Despite their popularity and seeming ubiquity, it can be quite hard and expensive for regular people without funding to secure the software and hardware necessary to record a quality podcast. But a new update to Anchor, an app self-described as "the easiest way to hear, share, and make audio worthy of your ears," makes it much easier for us average citizens to get in on the audio recording action.
A new feature, called "Interview," allows you to record and publish any phone conversation in rock-solid quality on your iPhone. Anchor has also partnered with IBM's Watson to email you a transcript of the call after the conversation ends.
The tool is easy enough to use: From the "Record" screen, select "Interview." You will then be prompted to dial a number or to select one from your contacts. When the person on the other lines answers, they'll be asked to accept and allow the recording, or to hang up.

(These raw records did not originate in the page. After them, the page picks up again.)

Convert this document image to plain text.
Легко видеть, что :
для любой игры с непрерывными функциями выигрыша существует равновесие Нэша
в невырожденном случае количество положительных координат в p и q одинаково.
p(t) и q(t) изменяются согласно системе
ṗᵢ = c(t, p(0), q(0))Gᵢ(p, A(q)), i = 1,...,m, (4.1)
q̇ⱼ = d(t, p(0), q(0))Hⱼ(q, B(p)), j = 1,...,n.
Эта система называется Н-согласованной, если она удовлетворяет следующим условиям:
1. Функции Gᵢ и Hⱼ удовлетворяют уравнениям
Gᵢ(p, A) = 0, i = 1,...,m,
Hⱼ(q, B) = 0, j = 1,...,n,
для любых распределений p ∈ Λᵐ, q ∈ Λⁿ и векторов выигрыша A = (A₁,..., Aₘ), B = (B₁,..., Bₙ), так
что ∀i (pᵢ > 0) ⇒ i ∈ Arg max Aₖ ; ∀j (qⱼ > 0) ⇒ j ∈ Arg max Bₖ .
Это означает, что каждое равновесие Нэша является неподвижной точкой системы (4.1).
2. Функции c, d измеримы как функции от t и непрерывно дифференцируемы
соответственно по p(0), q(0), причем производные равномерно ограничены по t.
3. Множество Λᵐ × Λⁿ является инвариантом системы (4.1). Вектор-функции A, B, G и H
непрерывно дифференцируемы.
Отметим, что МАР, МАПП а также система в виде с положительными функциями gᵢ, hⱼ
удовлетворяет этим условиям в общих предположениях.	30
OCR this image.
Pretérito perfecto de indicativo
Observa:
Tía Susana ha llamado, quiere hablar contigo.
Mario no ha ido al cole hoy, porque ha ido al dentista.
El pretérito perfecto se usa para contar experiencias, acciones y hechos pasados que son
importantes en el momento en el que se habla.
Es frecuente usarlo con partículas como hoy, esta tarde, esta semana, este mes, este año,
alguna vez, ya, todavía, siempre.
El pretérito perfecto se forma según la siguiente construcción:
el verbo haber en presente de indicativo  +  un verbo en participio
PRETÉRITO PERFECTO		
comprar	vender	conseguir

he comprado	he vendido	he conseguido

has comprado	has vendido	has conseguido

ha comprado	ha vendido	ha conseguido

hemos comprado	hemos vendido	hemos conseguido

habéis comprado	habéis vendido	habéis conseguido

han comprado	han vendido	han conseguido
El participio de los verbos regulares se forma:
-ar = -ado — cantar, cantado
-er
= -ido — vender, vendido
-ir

If they accept, the call will then be recorded and saved as a draft once it ends. You can chose to publish as-is, or edit the recording with a web link you can request from Anchor. If you didn't publish right away, the draft is accessible from the Interview screen in the top right corner.
Casey Newton of The Verge tested out the new tool with Anchor CEO Mike Mignano. While the recording process was a breeze, Newton found the transcript portion lacking, stating that it's "good enough for a rough guide, but way too rough to quote from." The translation to text also appears as one long paragraph, as the technology is not yet able to decipher between the different voices. On the bright side, the transcript did arrive just a mere six minutes after the completed interview.
Mignano's goal is to eliminate the cost barrier for people wanting to record. "We want to make it really easy to make great audio, and so we're making more and more creative tools," he told The Verge.
While this new update is definitely a step in the right direction to "democratize audio," as is Anchor's aim, the company still needs to work on making the audio higher quality, or differentiating it somehow from professional audio. Anchor does have some cool features, such as an option that lets you insert full tracks from Spotify and Apple Music, but it seems imperative to their success that they continue to improve upon these types of innovative ideas.